# Any suggestions about spraypainting sides and back?



## cvillanueva21 (Mar 10, 2008)

Does anyone have any pictures/videos of a tank with the sides and back painted black?
Does it have that "endless" look?
Can anyone who has done this offer advice? 
Would this be appropriate for a 120 gallon mixed african tank?


----------



## SupeDM (Jan 26, 2009)

I have done this several times. I wouldn't recommend spray paint. I just use a flat black latex house paint. Its cheaper and If you dont like it it is a hundred times easier to get back off. Dont worry about streaking as it should require a couple coats. IMHO painted backs look awesome.


----------



## cevvin (May 2, 2008)

SupeDM said:


> I have done this several times. I wouldn't recommend spray paint. I just use a flat black latex house paint. Its cheaper and If you dont like it it is a hundred times easier to get back off. Dont worry about streaking as it should require a couple coats. IMHO painted backs look awesome.


Agree with SupeDM. Easier to apply, easier to remove.


----------



## JWerner2 (Jul 7, 2008)

Yup they sure do look awesome! 


















Please excuse the glare! 

I agree, flat black latex house paint and a cheap paint roller does it.


----------



## cvillanueva21 (Mar 10, 2008)

SupeDM and cevvin thanks for the quick response. JWerner2 thanks for great pictures.

I have a few more questions.
1) Will I have to remove the fish before I paint?
2) If so, how long will I have to wait before putting fish in?
3) How do you remove it? Using the glass scraper like the ones for car window decals?
4) Can you still use the Mag-Float device?
5) Does it annoy you that you cannot see from the sides of the aquarium? I'm thinking about doing the sides of my aquarium as well.
6) How many coats did you put on your tank?


----------



## cvillanueva21 (Mar 10, 2008)

SupeDM and cevvin thanks for the quick response. JWerner2 thanks for great pictures.

I have a few more questions.
1) Will I have to remove the fish before I paint?
2) If so, how long will I have to wait before putting fish in?
3) How do you remove it? Using the glass scraper like the ones for car window decals?
4) Can you still use the Mag-Float device?
5) Does it annoy you that you cannot see from the sides of the aquarium? I'm thinking about doing the sides of my aquarium as well.
6) How many coats did you put on your tank?


----------



## F8LBITEva (Nov 9, 2007)

I spray painted the back of my tank black not the sides. I think it looks good.

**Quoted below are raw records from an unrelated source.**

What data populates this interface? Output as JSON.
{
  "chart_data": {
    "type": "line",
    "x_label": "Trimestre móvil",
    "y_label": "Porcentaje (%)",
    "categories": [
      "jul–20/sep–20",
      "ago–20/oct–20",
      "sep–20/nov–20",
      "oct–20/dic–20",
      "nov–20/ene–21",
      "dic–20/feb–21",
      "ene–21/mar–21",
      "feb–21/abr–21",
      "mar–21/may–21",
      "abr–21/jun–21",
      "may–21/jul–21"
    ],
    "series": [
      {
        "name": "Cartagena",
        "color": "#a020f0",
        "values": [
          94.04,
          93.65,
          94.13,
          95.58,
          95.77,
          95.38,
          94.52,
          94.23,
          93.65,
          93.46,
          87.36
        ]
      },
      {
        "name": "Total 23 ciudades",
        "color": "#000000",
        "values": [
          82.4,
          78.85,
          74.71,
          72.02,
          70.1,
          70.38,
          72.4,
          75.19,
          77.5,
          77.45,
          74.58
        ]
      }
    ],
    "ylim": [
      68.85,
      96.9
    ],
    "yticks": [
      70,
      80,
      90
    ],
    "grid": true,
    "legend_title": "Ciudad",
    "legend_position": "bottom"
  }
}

BTW I see you're in DC, you should check out www.capitalcichlids.org there's a meeting coming up FEB 21 lots of cool fish people there.


----------



## cevvin (May 2, 2008)

cvillanueva21 said:


> SupeDM and cevvin thanks for the quick response. JWerner2 thanks for great pictures.
> 
> I have a few more questions.
> 1) Will I have to remove the fish before I paint?
> ...


1) No, just dont drop any paint in the aquarium
2) na
3) It literally peels off easily.
4) Yes as long as they are not pressing to hard or scraping the paint off.
5) I only did the sides that were facing the wall, and yes that would annoy me.
6) I think it took 4. Just keep applying til you cant see any light coming through. But I apply thin so it dries quickly, It took me about 4 hours.


----------



## terd ferguson (Jul 31, 2007)

cevvin said:


> cvillanueva21 said:
> 
> 
> > SupeDM and cevvin thanks for the quick response. JWerner2 thanks for great pictures.
> ...


When you think you're done, shine a bright light behind the tank and look throught the front. You'll see any spots that need touching up. :thumb:


----------



## fishEH (Sep 15, 2008)

I spray painted mine and wouldn't do it again. It looks good but there was a tremendous amount of overspary. A fine coat of dried paint is in my basement. It comes right up with a damp rag but its still a PIA. I would use Latex and roll it on next time. Here's some pics of mine.


----------



## SupeDM (Jan 26, 2009)

I wouldnt do the sides unless its an in wall tank. also just a tip put felt on the contact points of any hob filters that you may use. The filters will scratch off the paint otherwise. I allways did mine before setting it up. The paint will scrape off with a old credit card or any other object like that. As far as the mag float I never clean the back glass as algae eats nitrates and you cant see much of the back in my tanks anyway so I dont know about that. And three or four coats usually does it.


----------



## Curator (Feb 18, 2009)

wow, I love this forum, so many great ideas already, and *** only been reading in here for like a half an hour...


----------